FIG 1.

Neuronal infection by flaviviruses induces upregulation of miR-451a. (A) RNA isolated from JEV-infected Neuro-2a cells at an MOI of 3 for 48 h were subjected to miRNA-qRT-PCR array; the analyzed data have been presented as a heatmap representing fold change obtained for each miRNA. (B) Data from the miRNA-qRT-PCR array plotted with fold change and respective P-values in different axes denoting statistical significance of miR-451a and miR-203-3p upregulation upon JEV infection. (C) miRNA qRT-PCR microarray findings were validated in Neuro-2A cells using qRT-PCR assessing miR-451a abundance in comparison to that of uninfected cells.
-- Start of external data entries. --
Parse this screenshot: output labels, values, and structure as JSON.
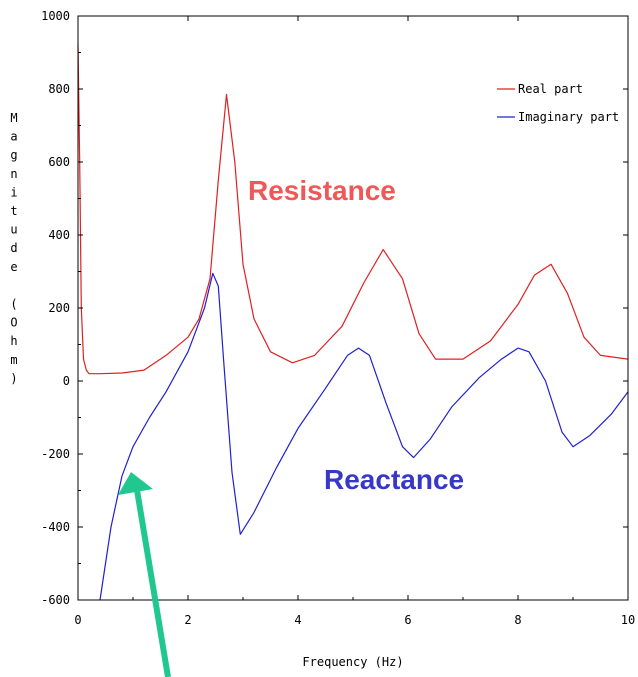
{
  "chart_data": {
    "type": "line",
    "xlabel": "Frequency (Hz)",
    "ylabel": "Magnitude (Ohm)",
    "xlim": [
      0,
      10
    ],
    "ylim": [
      -600,
      1000
    ],
    "x_ticks": [
      "0",
      "2",
      "4",
      "6",
      "8",
      "10"
    ],
    "y_ticks": [
      "1000",
      "800",
      "600",
      "400",
      "200",
      "0",
      "-200",
      "-400",
      "-600"
    ],
    "legend_position": "top-right",
    "series": [
      {
        "name": "Real part",
        "color": "#e02020",
        "points": [
          [
            0.0,
            920
          ],
          [
            0.03,
            600
          ],
          [
            0.06,
            200
          ],
          [
            0.1,
            60
          ],
          [
            0.15,
            30
          ],
          [
            0.2,
            20
          ],
          [
            0.4,
            20
          ],
          [
            0.8,
            22
          ],
          [
            1.2,
            30
          ],
          [
            1.6,
            70
          ],
          [
            2.0,
            120
          ],
          [
            2.2,
            170
          ],
          [
            2.4,
            280
          ],
          [
            2.55,
            550
          ],
          [
            2.7,
            785
          ],
          [
            2.85,
            600
          ],
          [
            3.0,
            320
          ],
          [
            3.2,
            170
          ],
          [
            3.5,
            80
          ],
          [
            3.9,
            50
          ],
          [
            4.3,
            70
          ],
          [
            4.8,
            150
          ],
          [
            5.2,
            270
          ],
          [
            5.55,
            360
          ],
          [
            5.9,
            280
          ],
          [
            6.2,
            130
          ],
          [
            6.5,
            60
          ],
          [
            7.0,
            60
          ],
          [
            7.5,
            110
          ],
          [
            8.0,
            210
          ],
          [
            8.3,
            290
          ],
          [
            8.6,
            320
          ],
          [
            8.9,
            240
          ],
          [
            9.2,
            120
          ],
          [
            9.5,
            70
          ],
          [
            10.0,
            60
          ]
        ]
      },
      {
        "name": "Imaginary part",
        "color": "#2020d0",
        "points": [
          [
            0.4,
            -600
          ],
          [
            0.6,
            -400
          ],
          [
            0.8,
            -260
          ],
          [
            1.0,
            -180
          ],
          [
            1.3,
            -100
          ],
          [
            1.6,
            -30
          ],
          [
            2.0,
            80
          ],
          [
            2.3,
            200
          ],
          [
            2.45,
            295
          ],
          [
            2.55,
            260
          ],
          [
            2.65,
            50
          ],
          [
            2.8,
            -250
          ],
          [
            2.95,
            -420
          ],
          [
            3.2,
            -360
          ],
          [
            3.6,
            -240
          ],
          [
            4.0,
            -130
          ],
          [
            4.5,
            -20
          ],
          [
            4.9,
            70
          ],
          [
            5.1,
            90
          ],
          [
            5.3,
            70
          ],
          [
            5.6,
            -60
          ],
          [
            5.9,
            -180
          ],
          [
            6.1,
            -210
          ],
          [
            6.4,
            -160
          ],
          [
            6.8,
            -70
          ],
          [
            7.3,
            10
          ],
          [
            7.7,
            60
          ],
          [
            8.0,
            90
          ],
          [
            8.2,
            80
          ],
          [
            8.5,
            0
          ],
          [
            8.8,
            -140
          ],
          [
            9.0,
            -180
          ],
          [
            9.3,
            -150
          ],
          [
            9.7,
            -90
          ],
          [
            10.0,
            -30
          ]
        ]
      }
    ],
    "annotations": [
      {
        "text": "Resistance",
        "color": "#f05858"
      },
      {
        "text": "Reactance",
        "color": "#3838c8"
      }
    ],
    "arrow_color": "#20c890"
  }
}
Time-dependent expression profile of miR-451a upon JEV infection of Neuro-2A cells (D) and SH-SY5Y cells (E) and WNV infection of Neuro-2A cells (F) at an MOI of 3 were evaluated, employing qRT-PCR in comparison to uninfected cells maintained for respective time points. RNA isolated from mouse primary cortical neurons (G) infected by JEV for 36 and 48 h was subjected to qRT-PCR analysis for studying expression kinetics of miR-451a. Each of the qRT-PCR data analyzing miR-451a expression was normalized using SNORD68 snRNA abundance. (H) Supernatant collected from JEV/WNV-infected Neuro-2A, JEV-infected SH-SY5Y, and JEV-infected mouse cortical neuronal culture were collected and subjected to plaque assay for detection of viral growth kinetics. Bar graphs shown in the figure represent data from three biological replicates in the form of mean ± SD. Comparisons between uninfected and respective infected samples were performed using Student's t test with individual P-values indicated in the figures. *, P < 0.05, ns= non-significant.